Some signs of staleness at Magellan

Your Funds

March 28, 2004|By CHARLES JAFFE

FIDELITY MAGELLAN, arguably the most recognized mutual fund in the entire investment world, is a bit like a grand old restaurant that's past its prime.

You can come away from the table satisfied, but you're no longer thrilled with the experience.

As the flagship of the world's biggest fund company, Magellan is one of the most popular funds for retirement investors and savers worldwide. As the first "brand name" fund, Magellan was the cornerstone upon which the company was built, at the heart of its sales of retirement programs, the fund every corporate benefits executive could feel good about offering employees in a 401(k) plan.

Today, however, it's hard to find anyone who thinks much of Magellan.

Instead, most observers think it's a dinosaur.

For the bulk of Magellan's shareholders - retirement savers - the distant past and the present create a quandary.

No matter how badly Magellan has aged, it remains a landmark name that's hard to give up. (Full disclosure: Magellan was one of my first fund investments, though I sold it when I joined The Boston Globe in 1994, in order to avoid potential conflicts of interest in covering the company.)

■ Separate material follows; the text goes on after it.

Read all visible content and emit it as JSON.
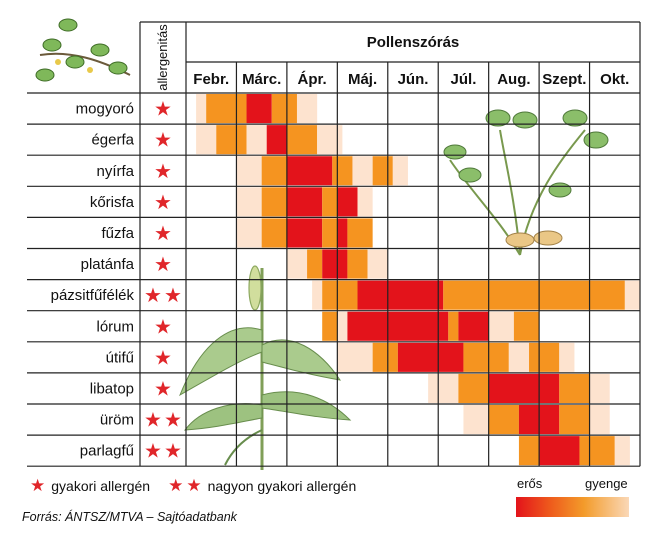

Magellan has lagged behind its benchmark index, the Standard & Poor's 500, over the past one-, three-, five- and 10-year periods.

The last time it slew the index was 1998; the fund has grown increasingly tied to the index since then, so much so that if the S&P were to move by 1 percent tomorrow, you'd expect Magellan to move 0.99 percent in the same direction.

Manager Robert Stansky appears to have become increasingly conservative, even as the bear market eased.

Magellan's holdings make it look like Stansky missed most of the technology rally of 2003, loading up instead on more staid, less risky issues.

That may make for decent returns, but it won't beat the market, which is Magellan's target.

Critics suggest that Stansky's hands are tied by top brass, that he's not allowed to steer such an important fund in a high-risk way.

Stansky, after all, took over for Jeff Vinik, whose tenure at Magellan included great numbers but also disappointment over some of his investment decisions.

Stansky generally doesn't say much about his fund, but he has always maintained he can steer Magellan in any direction he wants and he has never shied away from claiming responsibility for performance, even the bad stuff.

"Magellan is indistinguishable from an S&P 500 index fund in terms of how it actually behaves," says Jim Lowell of the Fidelity Investor newsletter.

"It has much fewer holdings and different weightings, but correlation doesn't lie and it tells you that the fund is quacking like an index fund.

"If you're a retirement investor and you're expecting something more than index performance, you're not going to be satisfied with Magellan."

And therein lies the problem for retirement investors.

If they have a retirement plan that offers a lot of choices, Magellan is probably not their best option. They can get exposure to the S&P 500 through an index fund for a lot less money, and if they want to take a shot at beating the market, they'll have a better shot with other large-cap blend funds, including several other issues run by Fidelity.

If they have only a few retirement offerings, however, Magellan is a fund that, though far past its prime, is a safe choice.

"If you have to have a big, bloated, weighed-down fund, where you don't want an index fund and want some slim hope of beating the S&P occasionally, Magellan is probably the best one to have," says Roy Weitz, founder of the FundAlarm.com Web site, which provides sell signals on mutual funds and which gives Magellan its lowest, "three-alarm" rating. "But for most people, I'd expect that it's a fund that has outlived its usefulness.

"If this were the only choice in your 401(k), you would not necessarily worry about reaching your retirement goals, but you might wind up with a lot more money at the end of the road if you weren't in a fund that appears so profoundly and permanently mediocre."

Stansky, for his part, isn't talking. He has long said Magellan will not be the fastest runner in the pack, and has maintained that if he's capable of underperforming the index by a few percentage points - as he did last year - that he's equally capable of beating it by that much in the future. His goal with Magellan has always been to beat the benchmark by three to five percentage points per year.

Like that grand old restaurant, Stansky and Magellan may again be able to give investors a taste of the past, but investors who have been comfortable with the fund for years need to decide whether it still has the flavor they want, or whether recent numbers and changed expectations have made them bitter enough to move on.